I am a novice programmer in python. I am having troubles trying to extract the text of a series of tweets with tweepy
and saving it to a text file (I ommit the authentication and stuff)
search = api.search("hello", count=10)
textlist=[]
for i in range(0,len(search)):
textlist.append( search[i].text.replace('\n', '' ) )
f = open('temp.txt', 'w')
for i in range(0,len(idlist)):
f.write(textlist[i].encode('utf-8') + '\n')
But in some long tweets the text at the end is truncated, and a three dot character "..." appears at the end of each string, so sometimes I lose links or hashtags. How can I avoid this?

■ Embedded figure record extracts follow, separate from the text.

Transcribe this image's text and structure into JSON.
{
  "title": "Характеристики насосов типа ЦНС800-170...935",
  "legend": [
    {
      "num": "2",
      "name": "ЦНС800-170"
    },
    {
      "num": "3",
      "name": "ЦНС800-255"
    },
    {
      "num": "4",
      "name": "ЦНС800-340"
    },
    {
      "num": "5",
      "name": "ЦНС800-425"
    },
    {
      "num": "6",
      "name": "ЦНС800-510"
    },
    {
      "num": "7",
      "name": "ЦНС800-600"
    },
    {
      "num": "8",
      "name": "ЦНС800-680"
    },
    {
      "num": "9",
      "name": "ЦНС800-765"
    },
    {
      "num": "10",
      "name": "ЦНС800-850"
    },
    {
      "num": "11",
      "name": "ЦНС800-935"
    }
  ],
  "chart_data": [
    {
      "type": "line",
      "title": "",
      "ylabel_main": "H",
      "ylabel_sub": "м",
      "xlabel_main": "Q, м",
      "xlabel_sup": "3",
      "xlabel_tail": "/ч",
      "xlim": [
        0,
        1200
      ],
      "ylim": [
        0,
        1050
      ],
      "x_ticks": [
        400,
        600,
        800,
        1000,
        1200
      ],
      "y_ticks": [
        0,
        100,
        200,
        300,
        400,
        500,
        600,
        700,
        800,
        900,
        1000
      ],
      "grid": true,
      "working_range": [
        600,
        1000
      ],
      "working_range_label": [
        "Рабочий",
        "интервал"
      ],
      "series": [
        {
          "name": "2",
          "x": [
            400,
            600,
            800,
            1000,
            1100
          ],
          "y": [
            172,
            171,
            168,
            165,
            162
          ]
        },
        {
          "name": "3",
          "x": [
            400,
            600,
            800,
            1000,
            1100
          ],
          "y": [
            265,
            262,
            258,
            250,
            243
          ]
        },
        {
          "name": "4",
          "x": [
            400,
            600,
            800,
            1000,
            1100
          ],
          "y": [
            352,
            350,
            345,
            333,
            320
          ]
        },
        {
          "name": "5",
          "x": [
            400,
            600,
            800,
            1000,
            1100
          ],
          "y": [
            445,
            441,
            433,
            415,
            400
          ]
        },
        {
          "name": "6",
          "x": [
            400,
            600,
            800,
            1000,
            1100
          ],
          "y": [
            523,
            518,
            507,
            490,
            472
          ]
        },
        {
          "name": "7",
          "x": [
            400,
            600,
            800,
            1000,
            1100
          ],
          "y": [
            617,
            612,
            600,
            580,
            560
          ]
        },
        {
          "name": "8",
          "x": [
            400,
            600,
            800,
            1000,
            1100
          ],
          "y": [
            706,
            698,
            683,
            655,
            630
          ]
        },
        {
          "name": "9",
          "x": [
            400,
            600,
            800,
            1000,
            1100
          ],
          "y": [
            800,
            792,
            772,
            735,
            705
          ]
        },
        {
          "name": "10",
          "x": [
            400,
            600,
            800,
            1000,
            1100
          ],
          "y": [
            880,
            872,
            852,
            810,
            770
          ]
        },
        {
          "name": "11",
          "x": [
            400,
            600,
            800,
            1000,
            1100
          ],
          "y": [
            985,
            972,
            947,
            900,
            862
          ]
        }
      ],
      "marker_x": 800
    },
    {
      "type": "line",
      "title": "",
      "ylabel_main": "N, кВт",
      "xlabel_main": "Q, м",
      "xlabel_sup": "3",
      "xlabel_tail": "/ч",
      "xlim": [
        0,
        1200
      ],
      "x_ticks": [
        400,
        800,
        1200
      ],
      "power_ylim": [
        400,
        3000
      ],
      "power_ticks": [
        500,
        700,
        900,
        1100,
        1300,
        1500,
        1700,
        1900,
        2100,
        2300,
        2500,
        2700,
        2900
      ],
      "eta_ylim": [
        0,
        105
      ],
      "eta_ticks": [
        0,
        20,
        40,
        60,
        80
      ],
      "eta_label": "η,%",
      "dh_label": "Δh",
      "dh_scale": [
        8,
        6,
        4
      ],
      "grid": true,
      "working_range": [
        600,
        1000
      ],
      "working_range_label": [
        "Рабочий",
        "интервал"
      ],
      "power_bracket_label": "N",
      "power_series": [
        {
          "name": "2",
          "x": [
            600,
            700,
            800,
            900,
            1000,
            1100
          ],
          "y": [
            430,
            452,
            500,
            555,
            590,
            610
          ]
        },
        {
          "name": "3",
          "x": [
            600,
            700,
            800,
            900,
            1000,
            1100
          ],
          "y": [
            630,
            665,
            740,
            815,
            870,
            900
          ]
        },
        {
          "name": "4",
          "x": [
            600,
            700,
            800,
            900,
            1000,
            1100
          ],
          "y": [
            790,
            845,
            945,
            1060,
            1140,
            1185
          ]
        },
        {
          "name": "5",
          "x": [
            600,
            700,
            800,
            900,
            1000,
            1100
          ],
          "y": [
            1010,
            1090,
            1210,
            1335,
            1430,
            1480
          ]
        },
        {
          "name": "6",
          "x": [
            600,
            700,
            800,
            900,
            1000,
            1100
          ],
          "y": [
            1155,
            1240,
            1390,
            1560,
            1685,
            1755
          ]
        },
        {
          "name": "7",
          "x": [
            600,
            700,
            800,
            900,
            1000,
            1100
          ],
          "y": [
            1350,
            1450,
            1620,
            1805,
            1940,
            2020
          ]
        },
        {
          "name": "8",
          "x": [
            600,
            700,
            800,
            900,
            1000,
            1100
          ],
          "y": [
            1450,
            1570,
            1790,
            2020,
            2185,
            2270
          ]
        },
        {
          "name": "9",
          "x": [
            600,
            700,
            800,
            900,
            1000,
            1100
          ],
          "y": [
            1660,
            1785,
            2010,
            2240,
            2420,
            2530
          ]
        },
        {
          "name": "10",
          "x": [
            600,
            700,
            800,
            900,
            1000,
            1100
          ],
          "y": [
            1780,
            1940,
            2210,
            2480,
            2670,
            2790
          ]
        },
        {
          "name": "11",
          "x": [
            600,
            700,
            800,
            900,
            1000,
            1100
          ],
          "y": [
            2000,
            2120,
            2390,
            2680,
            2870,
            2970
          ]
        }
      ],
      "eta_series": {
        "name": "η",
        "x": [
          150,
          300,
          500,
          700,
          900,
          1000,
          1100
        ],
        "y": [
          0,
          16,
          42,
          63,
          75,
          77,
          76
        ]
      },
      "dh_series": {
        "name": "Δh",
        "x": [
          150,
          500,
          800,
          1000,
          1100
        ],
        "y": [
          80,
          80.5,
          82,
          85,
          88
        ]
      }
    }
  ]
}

This is default behaviourfor retweets. You can access the full text under the retweeted_status
object.
Twitter API entities section about the change:
https://dev.twitter.com/overview/api/entities-in-twitter-objects#retweets
Twitter API documentation (look for "truncated")
https://dev.twitter.com/overview/api/tweets
With tweepy, you can get the full text using tweet_mode='extended'
(not documented in the Tweepy doc). For instance:
(not extended)
print api.get_status('862328512405004288')._json['text']
@tousuncotefoot @equipedefrance @CreditAgricole @AntoGriezmann @KMbappe @layvinkurzawa @UmtitiSam J'ai jamais vue d… https://tco/kALZ2ki9Vc
(extended)
print api.get_status('862328512405004288', tweet_mode='extended')._json['full_text']
@tousuncotefoot @equipedefrance @CreditAgricole @AntoGriezmann @KMbappe @layvinkurzawa @UmtitiSam J'ai jamais vue de match de foot et cela ferait un beau cadeau pour mon copain !!